Önümdeki kıza baktım.O gün nasılsa o kadar duru ve güzeldi.Öldürücü bir güzellikti.Karamel renkli saçları omuzlarından aşağıya doğal bir dalgayla dökülüyordu.Gözüktüğü kadar yumuşaktılar da.Gözleri şu an ailesine sevgiyle baktığı için göremesem de az evvel bana bakan soğuk ve nefret dolu gözleri anımsadım.Korkunçtular.Buz mavisi.Üzerinde beyaz dar bir elbise vardı.Dizinin bir karış üzerindeki bu elbise onu melek gibi gösteriyordu.Onu incelemeyi kesip donup kaldığım yerden adım attım.Hiç tepki vermeden ailesini izlemeye devam etti.Onu kırmıştım ve o karşımda güçlü olmak adına sert konuşmuştu.Yaşından daha sert.Hatta bu evdeki herkesten daha sert.Kendime öfkeyle sövdüm.Onu kırmamalıydım.Ona yanaşmalı,güvenini kazanmalı ve asıl kimliğini öğrenmeliydim.Ancak bu şekilde o dosyanın ötesine gidebilirdim.Yanına yavaşça gidip onun yüzünü görmemi engelleyen saçının tutamını kulağının arkasına koydum.Bana dik dik bakınca elimi çektim.

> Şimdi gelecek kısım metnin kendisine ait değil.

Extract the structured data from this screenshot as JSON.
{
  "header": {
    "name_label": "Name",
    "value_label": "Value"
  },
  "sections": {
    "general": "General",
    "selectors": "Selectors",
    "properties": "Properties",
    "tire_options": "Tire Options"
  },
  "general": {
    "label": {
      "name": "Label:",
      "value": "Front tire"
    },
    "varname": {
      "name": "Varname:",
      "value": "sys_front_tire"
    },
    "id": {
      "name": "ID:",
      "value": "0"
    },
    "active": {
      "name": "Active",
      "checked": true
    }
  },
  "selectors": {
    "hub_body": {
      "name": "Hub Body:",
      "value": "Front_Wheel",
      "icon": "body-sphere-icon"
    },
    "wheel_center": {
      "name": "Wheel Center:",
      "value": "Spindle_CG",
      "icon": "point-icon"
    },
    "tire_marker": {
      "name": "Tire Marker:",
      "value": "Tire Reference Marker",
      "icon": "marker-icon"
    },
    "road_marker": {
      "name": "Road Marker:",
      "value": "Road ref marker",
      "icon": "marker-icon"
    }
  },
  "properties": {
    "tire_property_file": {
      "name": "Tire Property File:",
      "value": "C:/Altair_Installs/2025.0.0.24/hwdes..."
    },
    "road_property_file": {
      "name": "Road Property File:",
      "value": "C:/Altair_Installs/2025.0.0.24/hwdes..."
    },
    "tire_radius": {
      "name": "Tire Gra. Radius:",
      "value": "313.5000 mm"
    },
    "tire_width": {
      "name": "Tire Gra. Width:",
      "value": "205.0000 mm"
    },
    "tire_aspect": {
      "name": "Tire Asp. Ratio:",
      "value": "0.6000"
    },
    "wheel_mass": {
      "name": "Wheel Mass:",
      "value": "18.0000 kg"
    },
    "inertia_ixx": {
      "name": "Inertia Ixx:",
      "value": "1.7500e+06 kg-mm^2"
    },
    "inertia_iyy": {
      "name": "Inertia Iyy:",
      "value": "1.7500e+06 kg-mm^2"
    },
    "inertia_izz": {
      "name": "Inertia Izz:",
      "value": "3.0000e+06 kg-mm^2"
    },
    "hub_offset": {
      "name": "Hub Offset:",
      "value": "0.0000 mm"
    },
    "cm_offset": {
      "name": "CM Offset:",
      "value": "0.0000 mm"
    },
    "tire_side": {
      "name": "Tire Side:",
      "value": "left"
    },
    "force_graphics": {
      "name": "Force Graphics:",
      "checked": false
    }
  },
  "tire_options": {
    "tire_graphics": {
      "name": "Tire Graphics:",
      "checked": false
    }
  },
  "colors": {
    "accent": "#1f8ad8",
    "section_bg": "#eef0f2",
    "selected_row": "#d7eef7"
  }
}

-‘Şayet bir daha tek bir hücren benim tek bir hücreme yaklaşacak olursa,seni yok ederim.’dedi sertçe.Dudağım hafifçe yukarı kalkarken o bakışlarını yeniden ailesine çevirdi.Polis memurları ve ailesi gülerek koyu bir sohbetin içerisindeydi.

-‘Piyano çal.’dedim.Sesim kontrolüm dışında emir verir gibi çıkmıştı.Merdivenlerden sertçe inerken ona yapılmaması gerekenler listemi oluşturmaya başlamıştım.

1.O izin vermedikçe ne ona ne de eşyalarına dokunma.

2.Ona emir verme.

Arkasından gitmeye başlamıştım.Salona girmek yerine giriş katındaki koridora saptı.Ağacın ve yeşilliklerin arasından geçip onu takip edince karanlık ve minik koridorda yalnız kalmıştım.3 kapı vardı.Sağımda solumda ve önümde.’Hadi ama.’diye düşünürken arkamdaki sesiyle yerimde dona kaldım.

-‘İnsan öldürmeye mahzenime inecektim bana eşlik eder misiniz Bay Nengrow?’Arkamı ona dönünce duvara dayanmış elindeki elmayı yerken gördüm.Yüzünde az önceki kızgınlığından eser yoktu.

-‘Ama elma yemek istiyorsanız salonda ki servise dahil olabilirsiniz.’Elmasından bir ısırık daha alınca bu ezici davranışlarının altında neden kaldığımı içimden sürekli tekrarlıyordum.Ona kendimden emin bir şekilde yaklaştım ve tüm karanlığa rağmen parlayan buz mavisi gözlerine baktım.

-‘Mahzen ne taraftan?’Gülümsemesi hiç bozulmamıştı.Beklediği cevap buymuş gibi davranıyordu.Önündeki üç kapıdan önümüzdekini işaret etti.Filmlerdeki standart kapı diye düşünürken elini soldaki kapıya çevirdi.

-‘Önden buyurmaz mısınız?’

-‘Bayanlar daima önden gider.’dedim kendimi tutarak.Şuan tescilli bir katilin yanındaydım ve mahzen hakkında konuşuyorduk.Titrememi kontrol altına alabilmiştim.Umursamazca omzunu silkti ve yaslandığı duvardan sırtıyla destek alıp kalktı.Soldaki kapıya saptı ve merdivenlerden inmeye başladı.Başlarda hiçbir şey yoktu.Karanlık ve sessizlik.Ki bu başta alışması zor bir şeydi.Merdivenler bittiği an eli soldaki düğmeye gitti.Işığa basınca etraf aydınlanmadı.

-‘Gözünüz birazdan alışır.Malum bu işleri ortaksız hallettiğim için hepsine yetişemiyorum.İnsan doğra parçaları yok et deliller derken ampul arada kaynıyor.’dedi normal bir şey anlatır gibi.Elimde olmadan gülümsedim.’Katilin esprisi bu kadar olur.’diye mırıldandım ama beni takmamıştı.Duyduğuna emindim ama takmamıştı.Arkasından yürürken ayağım bir şeye takılınca aniden omzunu tuttum ve her şey saniyeler içerisinde oldu.Omzuna değen elimi sertçe kavradı ve arkasını döndü.Gözleri gözlerime bakarken kendimi liseli ergenler gibi hissediyordum.